Les médecins opposés à l’aide active à mourir s’appuient sur un article du serment d’Hippocrate qui a évolué au fil du temps.
Le serment d’Hippocrate s’oppose-t-il à l’euthanasie ?
« Ne pas donner la mort est vu comme un principe intangible »
► Guillaume Durand, maître de conférences en philosophie de la médecine, auteur de « Un philosophe à l’hôpital » (Éd. Flammarion)
Dans le serment d’Hippocrate originel, figure la phrase : « Je ne remettrai à personne du poison, si on m’en demande, ni ne prendrai l’initiative d’une pareille suggestion. » Une déclaration à inscrire dans le contexte de l’époque, alors que le poison était un recours répandu pour les suicides ou les meurtres. À l’époque contemporaine, cette phrase est devenue : « Je ne provoquerai jamais la mort délibérément ». Derrière, vous lisez l’interdit de l’euthanasie et du suicide assisté.
C’est en s’appuyant sur cet article que la grande majorité des médecins s’opposent à l’aide active à mourir. Donner la mort n’est pas le rôle du médecin, disent-ils. Pourtant, la loi autorise ces mêmes médecins à arrêter un traitement, en accord avec le patient. Au nom de l’interdiction de l’obstination déraisonnable, lorsque le traitement n’est plus jugé bénéfique, mais délétère pour le malade, dont le pronostic vital est de plus engagé, à court ou moyen terme. Oui, le patient va mourir, mais le décès n’est pas censé être provoqué intentionnellement. Il n’est que le résultat naturel de l’avancée de la maladie. Un argument fragile, mais un argument.

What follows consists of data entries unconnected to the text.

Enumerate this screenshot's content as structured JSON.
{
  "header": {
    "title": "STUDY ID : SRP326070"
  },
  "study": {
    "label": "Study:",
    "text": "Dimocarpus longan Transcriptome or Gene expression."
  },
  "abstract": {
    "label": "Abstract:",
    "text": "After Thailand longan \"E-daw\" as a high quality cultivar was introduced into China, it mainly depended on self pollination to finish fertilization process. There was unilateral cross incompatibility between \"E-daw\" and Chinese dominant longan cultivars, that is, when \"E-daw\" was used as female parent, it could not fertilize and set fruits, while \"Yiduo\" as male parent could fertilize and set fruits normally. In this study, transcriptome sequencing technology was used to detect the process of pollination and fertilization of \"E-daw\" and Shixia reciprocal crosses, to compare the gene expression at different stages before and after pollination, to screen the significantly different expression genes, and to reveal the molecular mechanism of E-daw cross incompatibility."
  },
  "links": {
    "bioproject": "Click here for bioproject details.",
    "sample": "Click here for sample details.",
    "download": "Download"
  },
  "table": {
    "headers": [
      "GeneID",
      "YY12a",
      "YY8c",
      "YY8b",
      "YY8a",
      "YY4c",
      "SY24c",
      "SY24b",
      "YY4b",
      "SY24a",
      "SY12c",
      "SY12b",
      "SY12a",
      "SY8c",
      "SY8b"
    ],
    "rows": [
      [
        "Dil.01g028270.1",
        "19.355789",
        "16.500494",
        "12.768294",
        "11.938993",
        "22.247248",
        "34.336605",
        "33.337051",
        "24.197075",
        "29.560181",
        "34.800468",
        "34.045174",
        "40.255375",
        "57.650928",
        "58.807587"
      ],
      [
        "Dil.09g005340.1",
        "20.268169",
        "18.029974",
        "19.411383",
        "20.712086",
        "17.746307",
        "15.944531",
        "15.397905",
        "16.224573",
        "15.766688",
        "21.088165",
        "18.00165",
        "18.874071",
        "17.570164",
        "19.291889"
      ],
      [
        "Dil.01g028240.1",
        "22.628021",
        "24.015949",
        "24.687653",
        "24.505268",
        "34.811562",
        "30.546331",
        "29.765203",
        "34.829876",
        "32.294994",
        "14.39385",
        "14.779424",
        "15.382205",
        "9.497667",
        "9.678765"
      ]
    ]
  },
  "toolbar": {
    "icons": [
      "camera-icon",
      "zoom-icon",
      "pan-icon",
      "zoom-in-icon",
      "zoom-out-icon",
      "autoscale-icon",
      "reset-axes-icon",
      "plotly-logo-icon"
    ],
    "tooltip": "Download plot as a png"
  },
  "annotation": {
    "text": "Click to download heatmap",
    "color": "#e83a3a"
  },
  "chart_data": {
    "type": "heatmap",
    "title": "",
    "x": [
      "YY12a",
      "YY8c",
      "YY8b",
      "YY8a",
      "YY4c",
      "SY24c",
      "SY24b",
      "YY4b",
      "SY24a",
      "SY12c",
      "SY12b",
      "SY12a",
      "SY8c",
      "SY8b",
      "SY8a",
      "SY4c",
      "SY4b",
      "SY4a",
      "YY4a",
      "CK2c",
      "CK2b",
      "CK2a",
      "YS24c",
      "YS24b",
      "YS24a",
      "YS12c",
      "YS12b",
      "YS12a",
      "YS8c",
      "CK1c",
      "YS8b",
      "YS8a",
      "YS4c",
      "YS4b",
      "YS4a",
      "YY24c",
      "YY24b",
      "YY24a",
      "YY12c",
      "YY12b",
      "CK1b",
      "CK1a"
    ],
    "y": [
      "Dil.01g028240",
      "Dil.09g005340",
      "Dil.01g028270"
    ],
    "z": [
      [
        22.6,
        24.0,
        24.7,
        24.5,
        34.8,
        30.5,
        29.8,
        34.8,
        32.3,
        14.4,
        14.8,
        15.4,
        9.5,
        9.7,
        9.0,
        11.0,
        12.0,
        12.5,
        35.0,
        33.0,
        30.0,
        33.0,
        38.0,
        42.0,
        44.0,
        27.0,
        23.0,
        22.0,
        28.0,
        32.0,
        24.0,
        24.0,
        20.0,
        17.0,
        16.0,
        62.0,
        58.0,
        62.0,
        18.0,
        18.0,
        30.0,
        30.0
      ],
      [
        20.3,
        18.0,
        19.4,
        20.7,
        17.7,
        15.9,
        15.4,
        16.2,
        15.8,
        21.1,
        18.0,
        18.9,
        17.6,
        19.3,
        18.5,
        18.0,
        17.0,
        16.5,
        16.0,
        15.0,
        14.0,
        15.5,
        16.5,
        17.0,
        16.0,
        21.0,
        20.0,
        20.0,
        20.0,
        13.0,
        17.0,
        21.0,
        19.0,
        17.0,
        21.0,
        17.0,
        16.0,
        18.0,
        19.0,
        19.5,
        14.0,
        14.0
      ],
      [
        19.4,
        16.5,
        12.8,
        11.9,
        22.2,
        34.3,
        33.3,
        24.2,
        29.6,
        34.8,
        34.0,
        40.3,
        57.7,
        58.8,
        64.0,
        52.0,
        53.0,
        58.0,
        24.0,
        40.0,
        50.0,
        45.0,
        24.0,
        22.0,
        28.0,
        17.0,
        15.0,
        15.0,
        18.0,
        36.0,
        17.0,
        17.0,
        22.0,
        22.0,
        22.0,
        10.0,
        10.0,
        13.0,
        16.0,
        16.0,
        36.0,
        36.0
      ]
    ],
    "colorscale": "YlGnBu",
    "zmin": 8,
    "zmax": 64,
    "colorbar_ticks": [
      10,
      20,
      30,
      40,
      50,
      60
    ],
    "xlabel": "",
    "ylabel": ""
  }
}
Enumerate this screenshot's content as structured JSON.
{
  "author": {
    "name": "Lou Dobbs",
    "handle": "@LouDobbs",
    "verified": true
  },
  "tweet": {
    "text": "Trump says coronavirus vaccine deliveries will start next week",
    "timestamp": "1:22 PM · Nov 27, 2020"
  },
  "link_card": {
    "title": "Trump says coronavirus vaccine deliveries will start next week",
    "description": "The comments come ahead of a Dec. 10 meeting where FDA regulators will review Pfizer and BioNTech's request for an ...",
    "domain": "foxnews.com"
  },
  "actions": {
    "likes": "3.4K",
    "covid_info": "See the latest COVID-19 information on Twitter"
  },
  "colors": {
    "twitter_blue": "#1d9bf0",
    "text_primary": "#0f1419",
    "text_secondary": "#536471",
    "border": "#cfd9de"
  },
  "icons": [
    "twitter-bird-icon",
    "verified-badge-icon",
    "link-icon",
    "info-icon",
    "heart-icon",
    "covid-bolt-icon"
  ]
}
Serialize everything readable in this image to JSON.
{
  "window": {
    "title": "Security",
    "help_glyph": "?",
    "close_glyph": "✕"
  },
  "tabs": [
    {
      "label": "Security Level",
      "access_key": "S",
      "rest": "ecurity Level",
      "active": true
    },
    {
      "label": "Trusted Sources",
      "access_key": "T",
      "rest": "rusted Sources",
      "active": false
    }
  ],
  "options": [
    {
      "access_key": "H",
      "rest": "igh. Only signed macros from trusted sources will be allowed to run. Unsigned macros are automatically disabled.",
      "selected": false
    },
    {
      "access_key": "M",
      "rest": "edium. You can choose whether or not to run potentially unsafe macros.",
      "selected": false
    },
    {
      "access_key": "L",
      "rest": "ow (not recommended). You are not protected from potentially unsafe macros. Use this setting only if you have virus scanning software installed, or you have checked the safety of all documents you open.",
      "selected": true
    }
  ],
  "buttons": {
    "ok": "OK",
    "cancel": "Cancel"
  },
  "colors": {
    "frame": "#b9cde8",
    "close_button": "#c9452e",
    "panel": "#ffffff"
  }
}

« Cela dépend de la façon dont on l’interprète »
► Philippe Lohéac, délégué général de l’ADMD (association pour le droit de mourir dans la dignité)
Pour s’opposer à l’aide active à mourir, beaucoup de médecins se retranchent derrière le Serment d’Hippocrate. Pourtant, outre le fait que ce texte évolue (l’avortement est légalisé depuis près de 40 ans, la chirurgie de la vessie est devenue une opération courante, les professeurs de médecine sont rémunérés, contrairement à ce que préconise le serment d’origine…), certains passages brandis comme un étendard confortent en vérité nos revendications.
D’abord la phrase « je ne donnerai pas la mort délibérément » : toute la nuance est dans cet adverbe, délibérément. Un médecin qui aide un patient à mourir ne « tue pas pour tuer » dans le sens où il « n’assassine pas » de manière délibérée. Donner la mort n’est pas son mobile, ni son intention. Le mobile est de soulager les souffrances. À la demande du patient. En cela, l’aide active à mourir ne s’oppose pas au Serment d’Hippocrate, au contraire. Elle rejoint même un autre article, stipulant : « Je ne prolongerai pas abusivement les agonies. » Si la loi actuelle évoluait et autorisait l’aide active à mourir, il n’y aurait donc même pas besoin de réécrire une nouvelle fois le texte. Tout est, en fait, question d’interprétation.